When Raskar initially pondered the idea that would become Safe Paths, he says Werner was the first person he called. Having seen Werner in a range of roles, Raskar was impressed by his skill in bringing people together and building trust between them. That’s what Werner loves to do. He’s built a career on it. 

A sampling of things he’s founded or co-founded includes: ARIA, a community of futurists, practitioners, and people in adjacent fields that focuses on the potential of augmented reality; Imagination in Action, which runs an event at Davos at the opening of the World Economic Forum; TEDx BeaconStreet; TEDxMIT; and Citizen Schools, a nonprofit that works with middle schools across the country.

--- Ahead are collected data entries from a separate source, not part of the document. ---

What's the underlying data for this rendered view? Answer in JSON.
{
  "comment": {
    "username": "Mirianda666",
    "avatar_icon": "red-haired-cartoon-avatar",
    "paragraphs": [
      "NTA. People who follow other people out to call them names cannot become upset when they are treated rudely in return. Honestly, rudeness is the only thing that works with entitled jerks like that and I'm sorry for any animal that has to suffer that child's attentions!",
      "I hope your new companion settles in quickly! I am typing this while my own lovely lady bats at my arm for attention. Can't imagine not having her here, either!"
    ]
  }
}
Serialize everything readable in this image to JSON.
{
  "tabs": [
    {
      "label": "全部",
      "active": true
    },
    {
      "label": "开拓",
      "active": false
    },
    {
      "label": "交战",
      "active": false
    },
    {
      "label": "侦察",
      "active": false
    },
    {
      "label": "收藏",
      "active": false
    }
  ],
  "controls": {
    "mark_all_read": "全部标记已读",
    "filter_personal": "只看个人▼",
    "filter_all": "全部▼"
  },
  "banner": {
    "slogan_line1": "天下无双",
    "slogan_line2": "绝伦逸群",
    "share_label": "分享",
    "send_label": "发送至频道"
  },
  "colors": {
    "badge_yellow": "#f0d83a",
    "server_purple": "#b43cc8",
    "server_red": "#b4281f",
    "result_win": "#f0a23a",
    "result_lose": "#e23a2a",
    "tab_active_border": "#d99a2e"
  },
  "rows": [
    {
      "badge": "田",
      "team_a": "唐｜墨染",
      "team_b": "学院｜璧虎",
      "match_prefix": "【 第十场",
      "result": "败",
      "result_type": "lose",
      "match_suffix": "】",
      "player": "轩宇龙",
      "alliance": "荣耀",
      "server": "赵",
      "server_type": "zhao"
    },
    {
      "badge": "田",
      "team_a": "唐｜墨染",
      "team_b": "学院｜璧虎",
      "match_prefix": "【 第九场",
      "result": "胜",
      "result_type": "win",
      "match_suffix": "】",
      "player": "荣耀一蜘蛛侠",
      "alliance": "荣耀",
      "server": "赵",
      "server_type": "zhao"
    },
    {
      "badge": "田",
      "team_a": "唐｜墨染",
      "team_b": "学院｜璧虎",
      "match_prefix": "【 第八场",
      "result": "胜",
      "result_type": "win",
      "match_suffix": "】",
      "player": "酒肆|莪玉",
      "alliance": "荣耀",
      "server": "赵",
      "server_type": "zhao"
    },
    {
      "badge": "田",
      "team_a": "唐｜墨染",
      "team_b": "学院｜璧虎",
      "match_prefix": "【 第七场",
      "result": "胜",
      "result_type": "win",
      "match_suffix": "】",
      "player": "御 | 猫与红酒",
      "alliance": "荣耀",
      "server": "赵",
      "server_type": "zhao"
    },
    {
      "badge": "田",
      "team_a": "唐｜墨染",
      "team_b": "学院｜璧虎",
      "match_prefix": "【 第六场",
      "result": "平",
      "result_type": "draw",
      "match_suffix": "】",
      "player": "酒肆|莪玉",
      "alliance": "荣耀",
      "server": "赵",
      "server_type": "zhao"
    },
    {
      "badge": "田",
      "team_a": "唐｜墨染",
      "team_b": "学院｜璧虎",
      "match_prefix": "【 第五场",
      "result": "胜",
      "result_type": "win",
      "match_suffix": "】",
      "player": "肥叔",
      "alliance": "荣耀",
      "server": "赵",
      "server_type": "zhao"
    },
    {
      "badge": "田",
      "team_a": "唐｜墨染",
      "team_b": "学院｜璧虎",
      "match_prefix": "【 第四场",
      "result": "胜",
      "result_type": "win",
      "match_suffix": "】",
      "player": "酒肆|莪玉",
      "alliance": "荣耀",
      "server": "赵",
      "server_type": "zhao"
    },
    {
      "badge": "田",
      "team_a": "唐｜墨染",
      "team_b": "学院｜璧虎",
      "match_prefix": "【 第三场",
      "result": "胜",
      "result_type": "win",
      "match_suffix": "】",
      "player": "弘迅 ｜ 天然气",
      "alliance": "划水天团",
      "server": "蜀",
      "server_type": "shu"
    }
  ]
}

Werner felt confident he had the contacts and skill to help Raskar, so he dove in. “During this epidemic, I guess I was thinking that years from now I don't want to look back at this period and say I was on the sideline, and I didn't do what I could,” he explains.

Raskar says Werner convinced organizers to spin off a nonprofit from MIT Safe Paths so their work could have real-world impact. Werner introduced them to their first funders for the nonprofit, to their first chief technology officer, corporate partners, and others who would be instrumental for PathCheck, which so far has raised $2.5 million and is working with states and nations to develop their COVID-19 software. 

Werner takes pride in having a hand in the venture, which he thinks has a shot at growing in scale and having significant impact.

“I think we're in an interesting place where there's a triopoly of companies — Amazon, Google, Facebook — that have a tremendous amount of power in the world, and as we think of dealing with this pandemic, I think, ‘Do we want to really cede all this power to these for-profit companies?’” Werner asks. “And how do we avoid becoming a surveillance state as some countries have? And so there's a unique opportunity to figure something out here.”